Office Online integrations revisited

When I first started blogging about three years ago, I started to write a blog post series about using Office Web Apps to view and edit files stored in your custom applications. However back then it was way too tedious to allow your users to edit MS Word documents, so I silently cursed Microsoft and finally gave up.

As you may already have noticed, my blog post series about Office Web Apps 2013 Integration has been terminated. The idea about sending SOAP-messages inside a RESTful API is just plain wrong and I got tired of it.

The termination notice of my original blog post series

The main culprit was a protocol called MS-FSSHTTP also known as “Cobalt”. Cobalt makes it possible for multiple people to edit the same document at the same time by sending only fragments of the whole document to the server hosting the actual document.

Unfortunately Cobalt was the ONLY allowed protocol to save MS Word -files and for simple document authoring purposes it was way too complicated to implement. For example MS Excel files were saved using the much simpler MS WOPI-protocol.

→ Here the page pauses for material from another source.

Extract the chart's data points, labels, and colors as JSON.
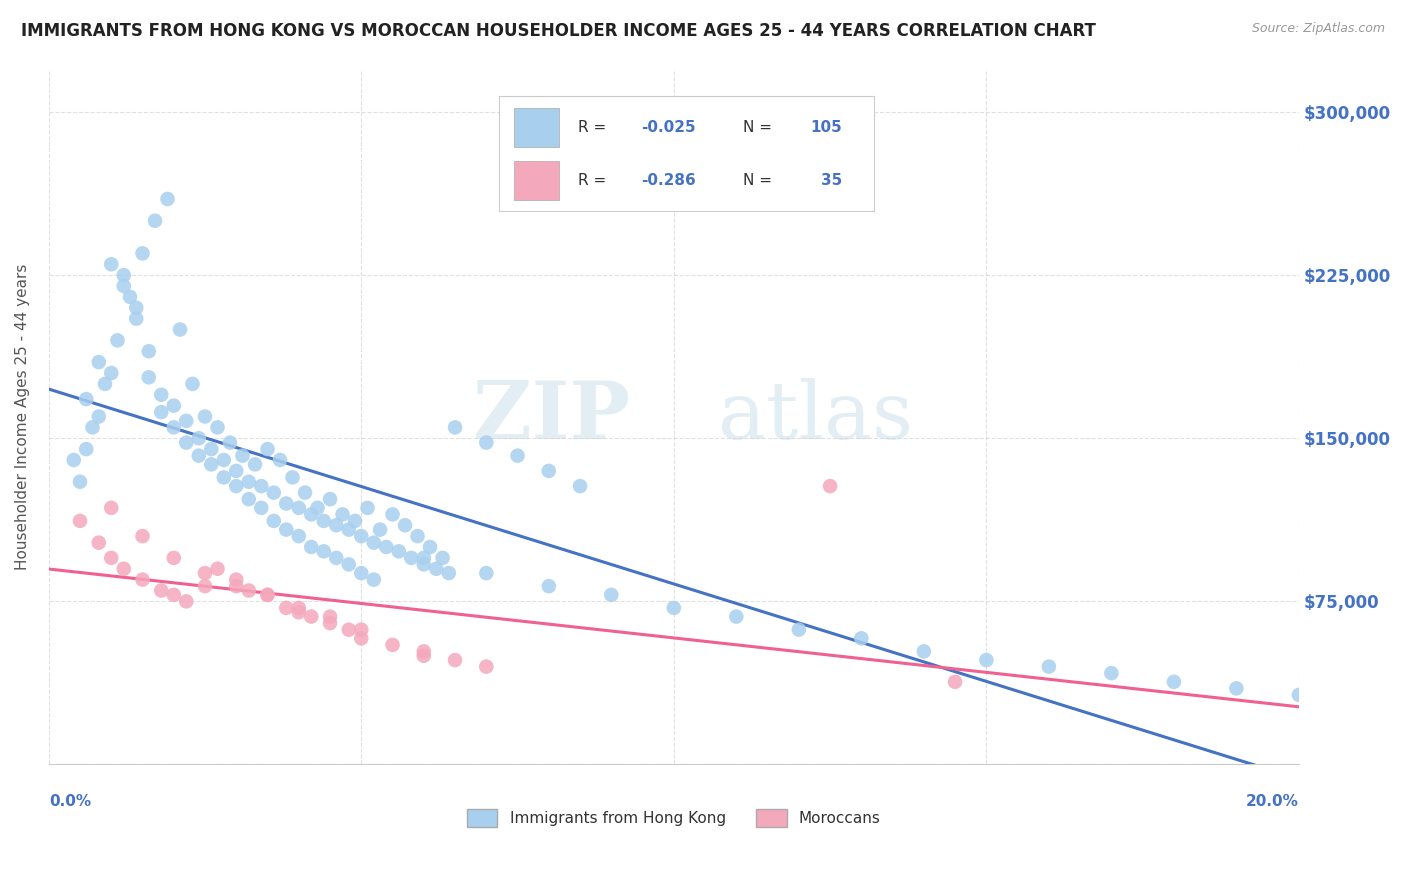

But things seem to have changed. Back in 2013 information and especially examples regarding the protocols in question were somewhat scarce. And now Microsoft is inviting people to integrate their own applications to Office Online and has set up very informative integration instructions which contain for example a sample implementation and even a test suite which you can utilize when implementing your own integration to Office Online.

And they even added the following notice almost to the beginning of their instructions! It seems that I wasn’t the only one who got frustrated with MS-FSSHTTP.

you don’t have to implement the [MS-FSSHTTP]: File Synchronization via SOAP over HTTP Protocol (Cobalt).

https://wopi.readthedocs.org

Since the documentation and examples provided by Microsoft are so good, there’s really no point in resurrecting my earlier blog post series. But when I have more time (which I never seem to have), I will definitely take a look at their sample application in more detail and see how it compares to my earlier implementation attempt.